Mindelo, 15 Set (Inforpress) – A ministra da Agricultura, Desenvolvimento Rural e Pescas anunciou hoje, no Mindelo, que o Governo vai trabalhar na possibilidade de criar uma linha de financiamento para apoiar os operadores afectados pela tempestade Erin, ocorrido em Agosto de 2025.
Eveline Ramos falava à imprensa após uma visita à Fazenda de Camarão, no Calhau, cuja estrutura foi afectada pela pela passagem da tempestade.
“Hoje estivemos na Fazenda de Camarão, onde constatámos logo os desafios que se prendem com a questão do financiamento, porque também a estrutura toda foi afectada”, afirmou Eveline Ramos.
Segundo a ministra, a unidade já conseguiu recuperar 60 por cento (%) da estrutura utilizada, faltando ainda 40 % para a sua reactivação total, sendo o financiamento “um dos principais constrangimentos” para concluir os trabalhos de recuperação.
“O desafio maior prende-se com a questão do financiamento para poderem dar vazão a toda a reabilitação que tem que ser feita na estrutura, também criando condições para retomar os objectivos iniciais da Fazenda de Camarão, que é aumentar a sua produção para 150 toneladas por ano”, declarou.
Por isso reforçou a necessidade de se criar condições para a recuperação da unidade.
“Nós, a nível do Governo, vamos trabalhar nesse sentido para ver a possibilidade da criação de uma linha de financiamento para apoiar também estes operadores que foram afectados e que, depois de um ano, há necessidade de retomarem à normalidade”, concretizou.
A ministra garantiu que o Governo pretende criar as condições necessárias para que os operadores afectados tenham acesso ao financiamento e possam retomar as suas actividades de forma sustentável.

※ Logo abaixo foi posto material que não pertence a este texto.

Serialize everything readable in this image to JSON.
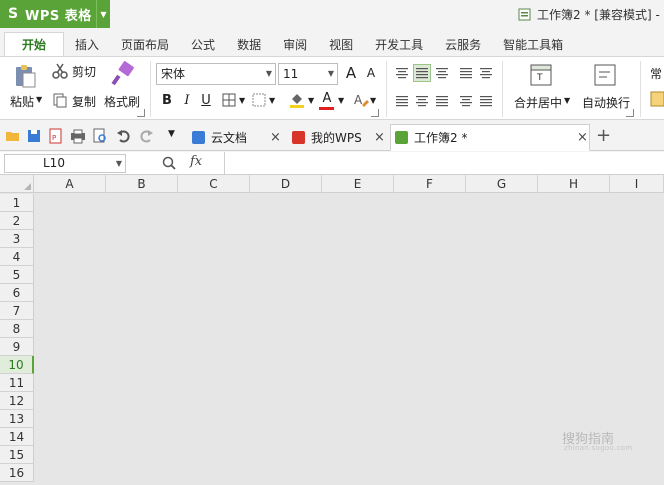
{
  "app": {
    "logo": "S",
    "name": "WPS 表格",
    "document_title": "工作簿2 * [兼容模式] -"
  },
  "ribbon_tabs": [
    {
      "label": "开始",
      "active": true
    },
    {
      "label": "插入"
    },
    {
      "label": "页面布局"
    },
    {
      "label": "公式"
    },
    {
      "label": "数据"
    },
    {
      "label": "审阅"
    },
    {
      "label": "视图"
    },
    {
      "label": "开发工具"
    },
    {
      "label": "云服务"
    },
    {
      "label": "智能工具箱"
    }
  ],
  "ribbon": {
    "paste_label": "粘贴",
    "cut_label": "剪切",
    "copy_label": "复制",
    "format_painter_label": "格式刷",
    "font_name": "宋体",
    "font_size": "11",
    "merge_center_label": "合并居中",
    "wrap_text_label": "自动换行",
    "style_partial": "常",
    "bold": "B",
    "italic": "I",
    "underline": "U",
    "font_color_letter": "A",
    "font_color": "#e02020",
    "grow_font": "A",
    "shrink_font": "A"
  },
  "doc_tabs": [
    {
      "label": "云文档",
      "icon": "cube-icon"
    },
    {
      "label": "我的WPS",
      "icon": "wps-logo-icon"
    },
    {
      "label": "工作簿2 *",
      "icon": "sheet-icon",
      "active": true
    }
  ],
  "new_tab_label": "+",
  "close_glyph": "×",
  "formula_bar": {
    "name_box": "L10",
    "fx_label": "fx",
    "value": ""
  },
  "columns": [
    "A",
    "B",
    "C",
    "D",
    "E",
    "F",
    "G",
    "H",
    "I"
  ],
  "rows": [
    "1",
    "2",
    "3",
    "4",
    "5",
    "6",
    "7",
    "8",
    "9",
    "10",
    "11",
    "12",
    "13",
    "14",
    "15",
    "16"
  ],
  "selected_row": "10",
  "watermark": {
    "text": "搜狗指南",
    "sub": "zhinan.sogou.com"
  },
  "colors": {
    "brand_green": "#5aa338",
    "active_tab_text": "#2a7a1f"
  }
}
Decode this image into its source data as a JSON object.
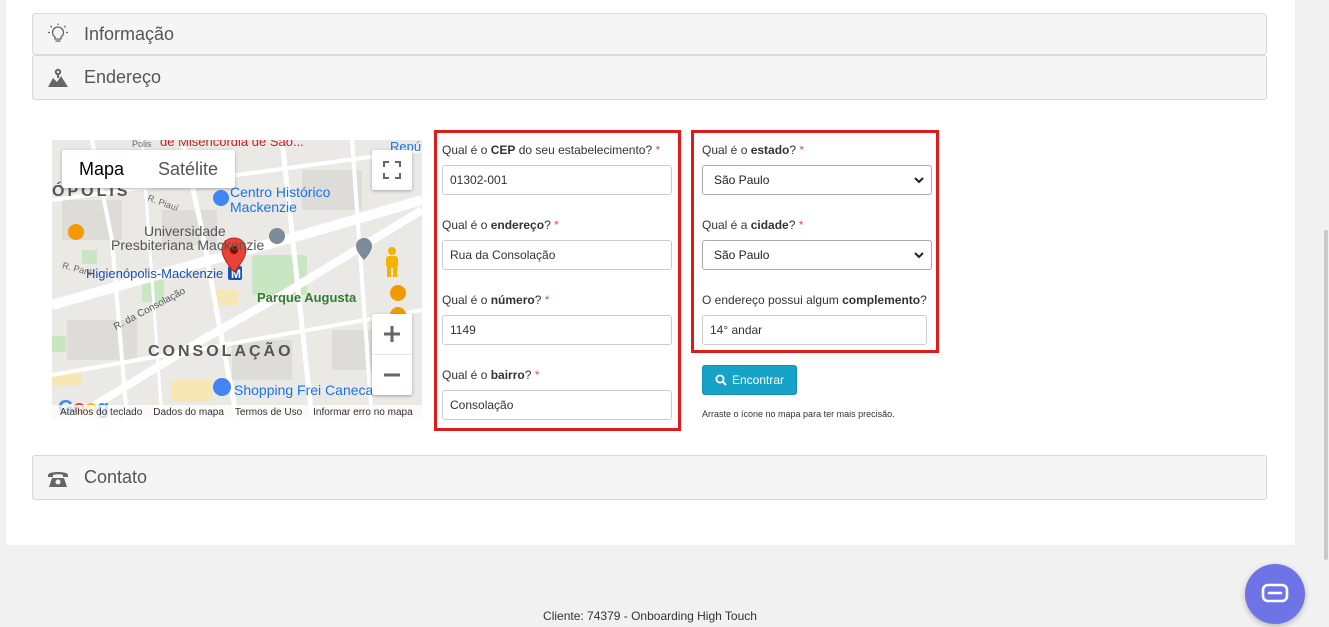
{
  "panels": {
    "info": {
      "title": "Informação",
      "icon": "lightbulb-icon"
    },
    "address": {
      "title": "Endereço",
      "icon": "map-icon"
    },
    "contact": {
      "title": "Contato",
      "icon": "phone-icon"
    }
  },
  "map": {
    "type_map": "Mapa",
    "type_satellite": "Satélite",
    "labels": {
      "top_street": "de Misericórdia de São...",
      "top_right": "Repúb",
      "centro": "Centro Histórico",
      "mackenzie": "Mackenzie",
      "universidade": "Universidade",
      "presbiteriana": "Presbiteriana Mackenzie",
      "metro": "Higienópolis-Mackenzie",
      "parque": "Parque Augusta",
      "rua_consolacao": "R. da Consolação",
      "bairro": "CONSOLAÇÃO",
      "shopping": "Shopping Frei Caneca",
      "polis": "ÓPOLIS",
      "r_piaui": "R. Piauí",
      "r_para": "R. Pará",
      "polis_top": "Polis"
    },
    "footer": [
      "Atalhos do teclado",
      "Dados do mapa",
      "Termos de Uso",
      "Informar erro no mapa"
    ],
    "google": "Google"
  },
  "form": {
    "cep": {
      "q1": "Qual é o ",
      "bold": "CEP",
      "q2": " do seu estabelecimento?",
      "req": "*",
      "value": "01302-001"
    },
    "endereco": {
      "q1": "Qual é o ",
      "bold": "endereço",
      "q2": "?",
      "req": "*",
      "value": "Rua da Consolação"
    },
    "numero": {
      "q1": "Qual é o ",
      "bold": "número",
      "q2": "?",
      "req": "*",
      "value": "1149"
    },
    "bairro": {
      "q1": "Qual é o ",
      "bold": "bairro",
      "q2": "?",
      "req": "*",
      "value": "Consolação"
    },
    "estado": {
      "q1": "Qual é o ",
      "bold": "estado",
      "q2": "?",
      "req": "*",
      "value": "São Paulo"
    },
    "cidade": {
      "q1": "Qual é a ",
      "bold": "cidade",
      "q2": "?",
      "req": "*",
      "value": "São Paulo"
    },
    "complemento": {
      "q1": "O endereço possui algum ",
      "bold": "complemento",
      "q2": "?",
      "value": "14° andar"
    },
    "find_button": "Encontrar",
    "hint": "Arraste o ícone no mapa para ter mais precisão."
  },
  "footer": {
    "client": "Cliente: 74379 - Onboarding High Touch"
  },
  "colors": {
    "highlight": "#e01b1b",
    "button": "#17a2c8",
    "chat": "#6e74e6"
  }
}
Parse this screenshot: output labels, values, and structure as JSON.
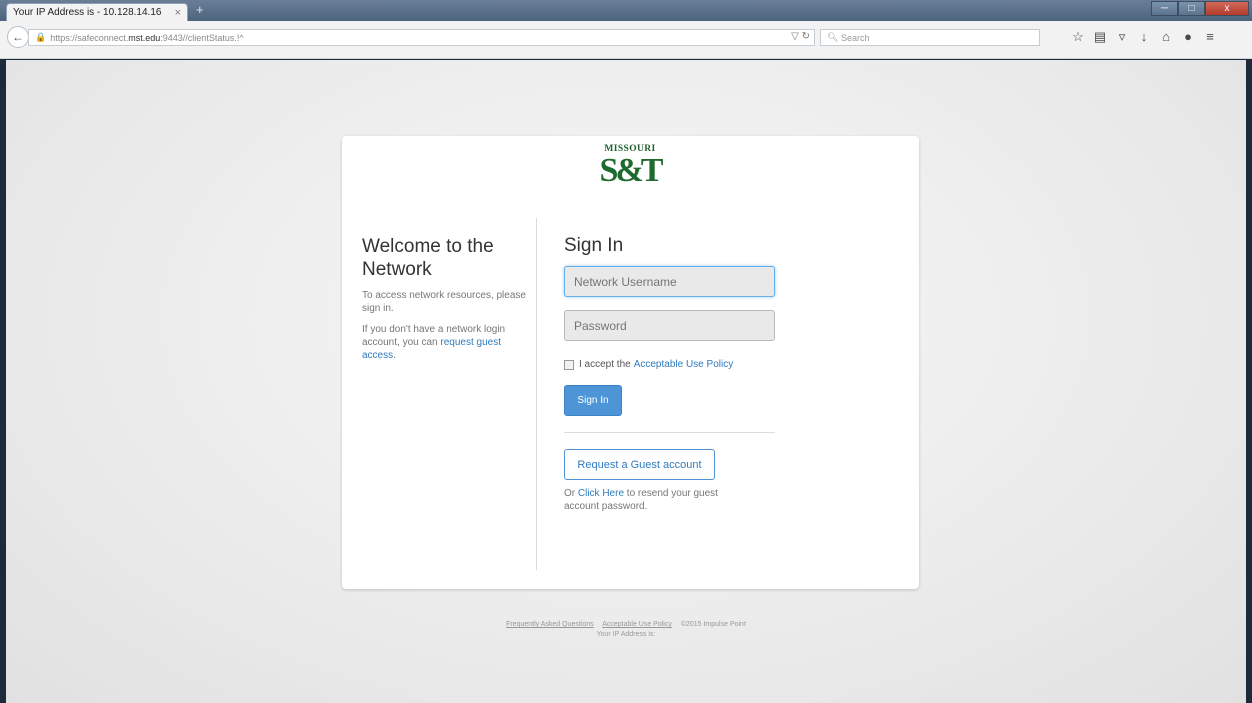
{
  "browser": {
    "tab_title": "Your IP Address is - 10.128.14.16",
    "tab_close": "×",
    "new_tab": "+",
    "url_prefix": "https://safeconnect.",
    "url_domain": "mst.edu",
    "url_suffix": ":9443//clientStatus.!^",
    "search_placeholder": "Search",
    "window_min": "─",
    "window_max": "□",
    "window_close": "x"
  },
  "logo": {
    "top_text": "MISSOURI",
    "main_text": "S&T"
  },
  "welcome": {
    "title": "Welcome to the Network",
    "intro": "To access network resources, please sign in.",
    "guest_prefix": "If you don't have a network login account, you can ",
    "guest_link": "request guest access",
    "guest_suffix": "."
  },
  "signin": {
    "title": "Sign In",
    "username_placeholder": "Network Username",
    "password_placeholder": "Password",
    "accept_prefix": "I accept the",
    "aup_link": "Acceptable Use Policy",
    "signin_button": "Sign In",
    "guest_button": "Request a Guest account",
    "resend_prefix": "Or ",
    "resend_link": "Click Here",
    "resend_suffix": " to resend your guest account password."
  },
  "footer": {
    "faq_link": "Frequently Asked Questions",
    "aup_link": "Acceptable Use Policy",
    "copyright": "©2015 Impulse Point",
    "ip_text": "Your IP Address is:"
  },
  "colors": {
    "accent": "#4e95d8",
    "link": "#2f7bbf",
    "brand_green": "#1f6b2e"
  }
}
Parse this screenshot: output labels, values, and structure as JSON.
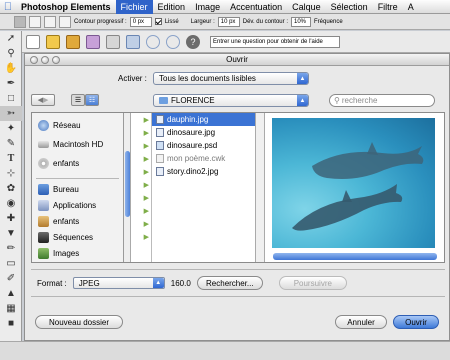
{
  "menubar": {
    "app": "Photoshop Elements",
    "items": [
      "Fichier",
      "Edition",
      "Image",
      "Accentuation",
      "Calque",
      "Sélection",
      "Filtre",
      "A"
    ],
    "active": "Fichier"
  },
  "options": {
    "contour_label": "Contour progressif :",
    "contour_value": "0 px",
    "lisse_label": "Lissé",
    "largeur_label": "Largeur :",
    "largeur_value": "10 px",
    "dev_label": "Dév. du contour :",
    "dev_value": "10%",
    "freq_label": "Fréquence"
  },
  "shortcuts": {
    "question_placeholder": "Entrer une question pour obtenir de l'aide"
  },
  "dialog": {
    "title": "Ouvrir",
    "show_label": "Activer :",
    "show_value": "Tous les documents lisibles",
    "location": "FLORENCE",
    "search_placeholder": "recherche",
    "sidebar": {
      "devices": [
        "Réseau",
        "Macintosh HD",
        "enfants"
      ],
      "places": [
        "Bureau",
        "Applications",
        "enfants",
        "Séquences",
        "Images"
      ]
    },
    "files": [
      {
        "name": "dauphin.jpg",
        "selected": true
      },
      {
        "name": "dinosaure.jpg",
        "selected": false
      },
      {
        "name": "dinosaure.psd",
        "selected": false
      },
      {
        "name": "mon poème.cwk",
        "selected": false,
        "dimmed": true
      },
      {
        "name": "story.dino2.jpg",
        "selected": false
      }
    ],
    "format_label": "Format :",
    "format_value": "JPEG",
    "format_size": "160.0",
    "find_button": "Rechercher...",
    "find_next_button": "Poursuivre",
    "new_folder_button": "Nouveau dossier",
    "cancel_button": "Annuler",
    "open_button": "Ouvrir"
  },
  "colors": {
    "selection": "#3b73d4",
    "accent": "#2f63c9",
    "water": "#2a8fbd"
  }
}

Sobre as políticas que o Governo tem direcionadas para as áreas de pesca, aquacultura e agricultura, a governante explicou que “há um trabalho a ser feito a nível de financiamento”, porque o financiamento do sector primário junto dos bancos comerciais “é considerado de alto risco”.
Por isso, informou que o Programa do Governo prevê a construção de um banco de investimento para o sector primário, levando em conta a sua sazonalidade.
“Também temos que fazer todo um trabalho a priori de participação das comunidades, dos operadores, para que este banco de investimento espelhe a vontade e a ambição dos operadores do setor das pescas”, finalizou.